Currently, it’s registering daily trading volumes exceeding $1 million and was the top non-sports, non-crypto market on March 30. Due to this surge in trading, the scenario’s probability has risen from 12% when the market launched last month to 34% as of today.
The Scenario
The scenario depicts a swift AI-induced economic crisis that renders human labor—particularly white-collar work—largely irrelevant.
This in turn leads to a private credit and mortgage meltdown. Elevated unemployment also impacts key companies dependent on consumer spending, including Uber, American Express, Mastercard, and DoorDash.
Companies try to address the crisis by ramping up AI investments, creating a self-reinforcing cycle.
“As weaknesses started to emerge in the consumer economy, economic experts coined the term “Ghost GDP:’ output that appears in national economic records but never flows through the actual economy,” the report—written as a 2028 post-mortem—explained.

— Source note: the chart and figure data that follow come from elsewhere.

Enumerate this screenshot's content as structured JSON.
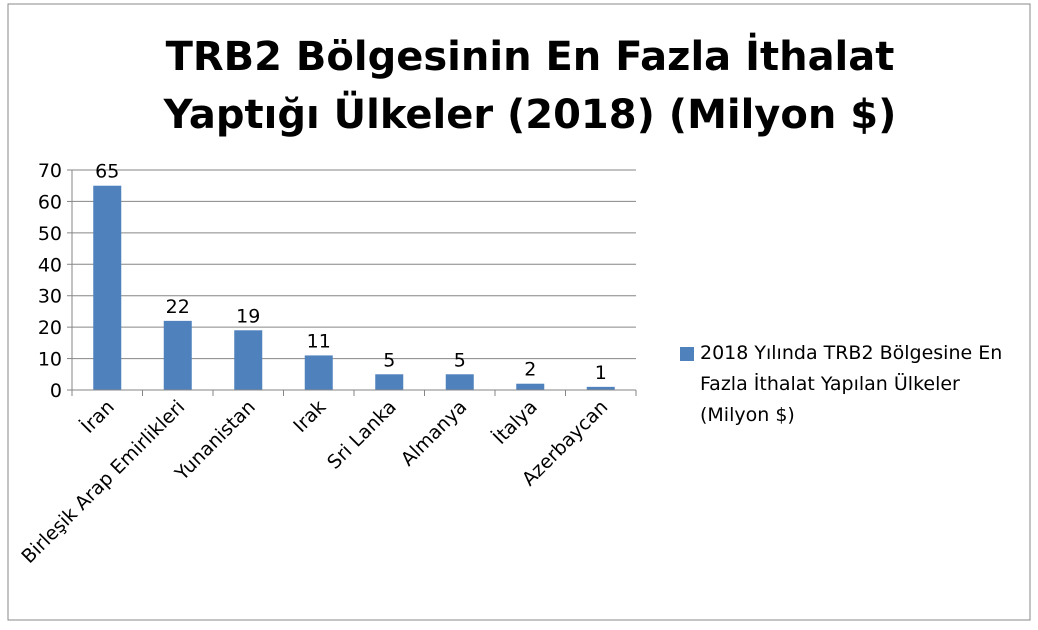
{
  "chart_data": {
    "type": "bar",
    "title": "TRB2 Bölgesinin En Fazla İthalat Yaptığı Ülkeler (2018) (Milyon $)",
    "categories": [
      "İran",
      "Birleşik Arap Emirlikleri",
      "Yunanistan",
      "Irak",
      "Sri Lanka",
      "Almanya",
      "İtalya",
      "Azerbaycan"
    ],
    "series": [
      {
        "name": "2018 Yılında TRB2 Bölgesine En Fazla İthalat Yapılan Ülkeler (Milyon $)",
        "color": "#4f81bd",
        "values": [
          65,
          22,
          19,
          11,
          5,
          5,
          2,
          1
        ]
      }
    ],
    "ylim": [
      0,
      70
    ],
    "yticks": [
      0,
      10,
      20,
      30,
      40,
      50,
      60,
      70
    ],
    "grid": true,
    "legend": "right"
  }
}
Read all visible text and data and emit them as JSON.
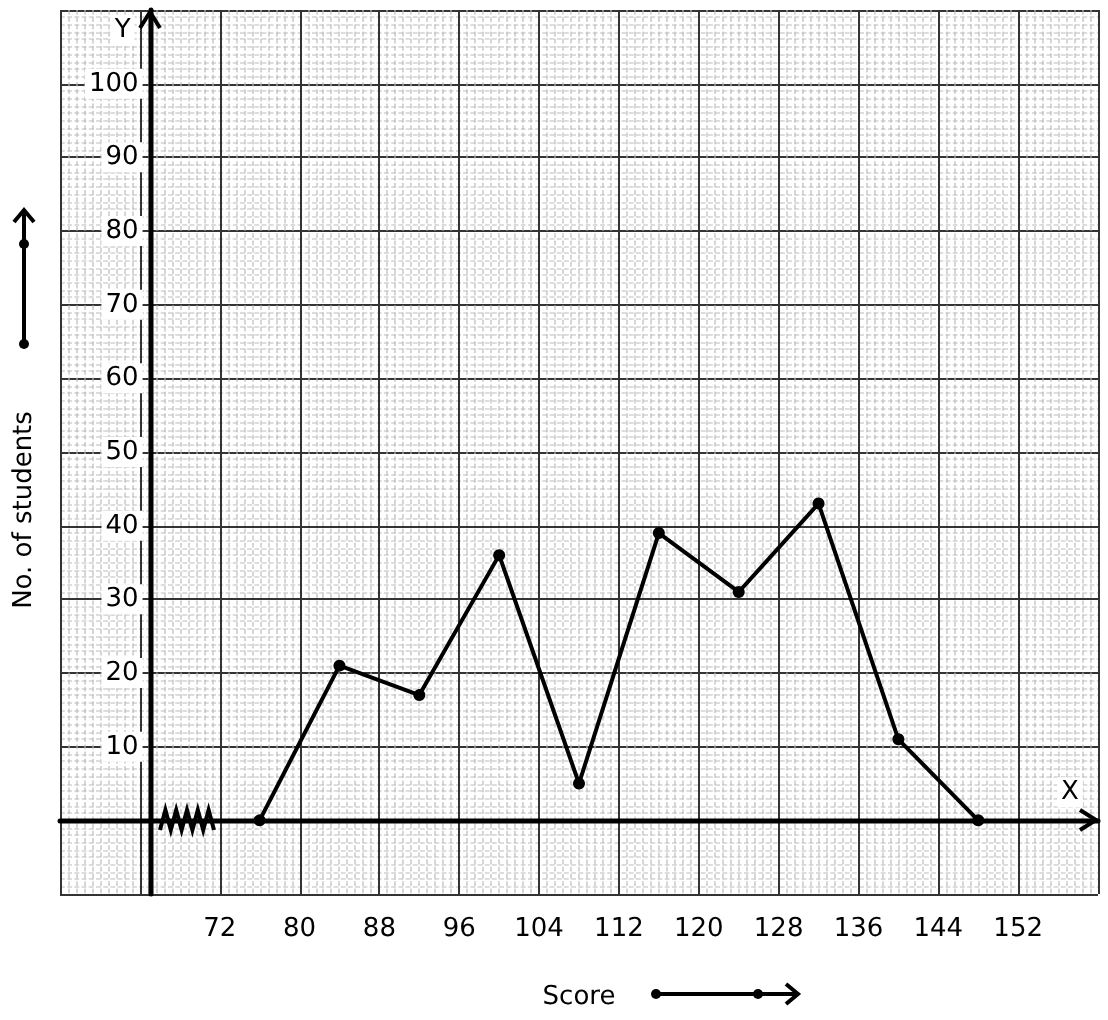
{
  "chart_data": {
    "type": "line",
    "xlabel": "Score",
    "ylabel": "No. of students",
    "x": [
      76,
      84,
      92,
      100,
      108,
      116,
      124,
      132,
      140,
      148
    ],
    "series": [
      {
        "color": "#000000",
        "values": [
          0,
          21,
          17,
          36,
          5,
          39,
          31,
          43,
          11,
          0
        ]
      }
    ],
    "xlim": [
      56,
      160
    ],
    "ylim": [
      -10,
      110
    ],
    "xticks": [
      {
        "value": 64,
        "label": null
      },
      72,
      80,
      88,
      96,
      104,
      112,
      120,
      128,
      136,
      144,
      152
    ],
    "yticks": [
      {
        "value": 0,
        "label": null
      },
      10,
      20,
      30,
      40,
      50,
      60,
      70,
      80,
      90,
      100
    ],
    "annotations": [
      "X",
      "Y"
    ],
    "grid": true,
    "marker": "circle",
    "line_style": "solid"
  }
}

Protesters take over corporate offices in Silicon Valley to campaign against overreliance on AI. As the report points out, the “Occupy Silicon Valley” movement is “a symbol of broader public discontent.”
Kalshi specified that for its “Citrini scenario” market to settle as “yes,” three of the following outcomes need to happen:
- Monthly BLS unemployment rate surpasses 10%
- S&P 500 drops by over 30% from its closing value at the time the market was launched
- Zillow Home Value Index falls by more than 10% year-over-year in any of NYC, LA, San Francisco, Chicago, Houston, or Phoenix
- Labor share of gross domestic income (GDI) first-release figure for any quarter drops below 50%
- Year-over-year CPI-U drops below 0% in any monthly report
What’s Driving the Surge in Trading Volume?
The market has gained increased attention since the onset of the Iran war. Polymarket’s markets related to the conflict have also experienced high trading volumes, with some activity coming from insiders.
Surging oil prices in an already vulnerable economy might lead many to think events are aligning with the path outlined by Citrini Research. Last month’s job losses were worse than expected, pushing unemployment up to 4.4%.
The S&P 500 has declined roughly 8% since the report was released in February.
“The S&P is close to all-time peaks. The negative feedback cycles haven’t started yet. We are confident that some of these scenarios won’t come to pass,” the authors stated at the conclusion of their thought experiment.
Nevertheless, events are beginning to align with the doomsday forecasts. There’s also a growing belief that AI is advancing quickly.
Kalshi’s market for OpenAI achieving Artificial General Intelligence by 2028 now assigns it a 34% probability. If this happens, it could further fuel the “human intelligence displacement spiral” that Citrini predicted.
Some others, though, might just be observing the trend and jumping on the bandwagon. A Kalshi user remarked, “Just find the right moment to sell and take profits.”